Assholes Movie Review
Assholes Movie Review Metadata
Deep within the bowels of modern cinema, there dwells a sub-genre of the comedy film category called gross out comedy. Director John Waters was popular for contributing his works to this sub-group by including elements of gross out to most of his films, as did directors Bobby and Peter Farrelly with their films. What qualifies as a gross out comedy film is whether there are scenes and sequences involving characters who vomit, refer to excrement, or have any other inclusion of awkward and/or visually unsettling activities or functions involving various body parts or the natural reactions to visualizing these functions. Generally, if a comedy film makes you sick or repulsed it’s probably a gross-out comedy. There has been a market for these types of films for decades. Unfortunately, many of these films are not known for presenting meaningful content meant to inspire or enlighten. Instead, much like with the horror film genre, the entertainment value of these films is purely based on how much it can shock its audience. Assholes is clearly the newest entry into this group.
Adah Shapiro (Betsey Brown) and Aaron Mark (Jack Dunphy) meet and discover they have similar interests – namely their preferences toward unsavory fetishes and their knack for being obnoxious. They celebrate their new bond by sharing a bong, infecting each other with progressive lip herpes. They spend much of their free time fornicating in a number of creative and unsettling ways, and they show their affection to each other while defecating on matching toilets. After inhaling a substance called Charge, they become overstimulated and decide to roam Times Square, spitting on pedestrians, causing outlandish scenes, and creating disturbances with the vendors. After wandering a few blocks, the pair head in to an AMC theatre, then into a nearby mall, causing additional unwelcome chaos. Adah’s brother, Adam Shapiro (Peter Vack), and parents Anne (Jane Brown) and Anthony (Ron Brown), attempt to stage an intervention but are clearly unsuccessful. Patrick (Patrick Labella), the family therapist, is equally as ineffective in his treatment of them.
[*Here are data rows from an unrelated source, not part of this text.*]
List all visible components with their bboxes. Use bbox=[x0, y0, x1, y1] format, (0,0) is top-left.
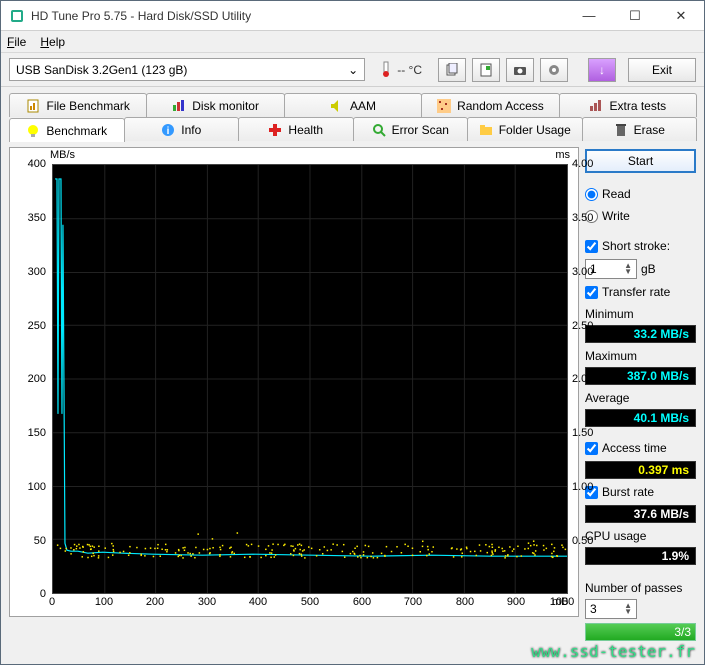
tab-file-benchmark[interactable]: File Benchmark bbox=[9, 93, 147, 117]
tab-extra-tests[interactable]: Extra tests bbox=[559, 93, 697, 117]
max-label: Maximum bbox=[585, 349, 696, 363]
read-radio[interactable]: Read bbox=[585, 185, 696, 203]
y-left-label: MB/s bbox=[50, 149, 75, 161]
plot-area bbox=[52, 164, 568, 594]
temperature: -- °C bbox=[379, 61, 422, 79]
tab-row-top: File Benchmark Disk monitor AAM Random A… bbox=[9, 93, 696, 117]
magnify-icon bbox=[372, 123, 386, 137]
speaker-icon bbox=[330, 99, 344, 113]
maximize-button[interactable]: ☐ bbox=[612, 1, 658, 31]
access-value: 0.397 ms bbox=[585, 461, 696, 479]
trash-icon bbox=[614, 123, 628, 137]
transfer-rate-check[interactable]: Transfer rate bbox=[585, 283, 696, 301]
screenshot-button[interactable] bbox=[506, 58, 534, 82]
info-icon: i bbox=[161, 123, 175, 137]
download-icon: ↓ bbox=[599, 63, 605, 77]
svg-text:i: i bbox=[167, 126, 170, 137]
short-stroke-unit: gB bbox=[641, 262, 656, 276]
copy-info-button[interactable] bbox=[438, 58, 466, 82]
drive-select[interactable]: USB SanDisk 3.2Gen1 (123 gB) ⌄ bbox=[9, 58, 365, 81]
close-button[interactable]: ✕ bbox=[658, 1, 704, 31]
avg-value: 40.1 MB/s bbox=[585, 409, 696, 427]
tab-row-bottom: Benchmark iInfo Health Error Scan Folder… bbox=[9, 117, 696, 141]
monitor-icon bbox=[172, 99, 186, 113]
drive-select-value: USB SanDisk 3.2Gen1 (123 gB) bbox=[16, 63, 187, 77]
page-icon bbox=[479, 63, 493, 77]
toolbar: USB SanDisk 3.2Gen1 (123 gB) ⌄ -- °C ↓ E… bbox=[1, 53, 704, 87]
titlebar: HD Tune Pro 5.75 - Hard Disk/SSD Utility… bbox=[1, 1, 704, 31]
menubar: File Help bbox=[1, 31, 704, 53]
save-button[interactable]: ↓ bbox=[588, 58, 616, 82]
random-icon bbox=[437, 99, 451, 113]
tab-info[interactable]: iInfo bbox=[124, 117, 240, 141]
tab-disk-monitor[interactable]: Disk monitor bbox=[146, 93, 284, 117]
tab-error-scan[interactable]: Error Scan bbox=[353, 117, 469, 141]
avg-label: Average bbox=[585, 391, 696, 405]
passes-label: Number of passes bbox=[585, 581, 696, 595]
min-label: Minimum bbox=[585, 307, 696, 321]
tab-folder-usage[interactable]: Folder Usage bbox=[467, 117, 583, 141]
short-stroke-check[interactable]: Short stroke: bbox=[585, 237, 696, 255]
gear-icon bbox=[547, 63, 561, 77]
tab-health[interactable]: Health bbox=[238, 117, 354, 141]
tab-erase[interactable]: Erase bbox=[582, 117, 698, 141]
passes-spin[interactable]: 3▲▼ bbox=[585, 599, 637, 619]
window-title: HD Tune Pro 5.75 - Hard Disk/SSD Utility bbox=[31, 9, 566, 23]
menu-file[interactable]: File bbox=[7, 35, 26, 49]
tab-random-access[interactable]: Random Access bbox=[421, 93, 559, 117]
benchmark-chart: MB/s ms 400 350 300 250 200 150 100 50 0… bbox=[9, 147, 579, 617]
y-right-label: ms bbox=[555, 149, 570, 161]
camera-icon bbox=[513, 63, 527, 77]
folder-icon bbox=[479, 123, 493, 137]
bulb-icon bbox=[26, 124, 40, 138]
cpu-value: 1.9% bbox=[585, 547, 696, 565]
x-unit: mB bbox=[552, 596, 569, 608]
file-bench-icon bbox=[27, 99, 41, 113]
tab-aam[interactable]: AAM bbox=[284, 93, 422, 117]
chevron-down-icon: ⌄ bbox=[348, 63, 358, 77]
tab-benchmark[interactable]: Benchmark bbox=[9, 118, 125, 142]
temp-value: -- °C bbox=[397, 63, 422, 77]
copy-icon bbox=[445, 63, 459, 77]
spin-arrows-icon: ▲▼ bbox=[624, 263, 632, 275]
spin-arrows-icon: ▲▼ bbox=[624, 603, 632, 615]
burst-value: 37.6 MB/s bbox=[585, 505, 696, 523]
access-time-check[interactable]: Access time bbox=[585, 439, 696, 457]
options-button[interactable] bbox=[540, 58, 568, 82]
thermometer-icon bbox=[379, 61, 393, 79]
minimize-button[interactable]: — bbox=[566, 1, 612, 31]
exit-button[interactable]: Exit bbox=[628, 58, 696, 82]
health-icon bbox=[268, 123, 282, 137]
app-icon bbox=[9, 8, 25, 24]
menu-help[interactable]: Help bbox=[40, 35, 65, 49]
passes-progress: 3/3 bbox=[585, 623, 696, 641]
copy-shot-button[interactable] bbox=[472, 58, 500, 82]
extra-icon bbox=[589, 99, 603, 113]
Halfway through the film, Adah defecates a demon in the form of a mucky elderly woman, whom they name Mephy (Eileen Dietz), which is short for Mephistopheles. All of this chaos eventually leads the pair to literally transform into assholes.
Assholes is directed by Peter Vack. This is Vack’s first feature film as a director, as he has mainly been an actor in nearly fifty films to date. His latest film attempts to be witty, perhaps even irreverent (to the extent of a John Waters film), but it fails miserably and rather translates into an annoying and obnoxious experience.
Other than as an aid to ruin a marriage, relationship, or friendship, or to become an entertainment centerpiece for a keg party, this film should probably never be viewed. Go try watching something else.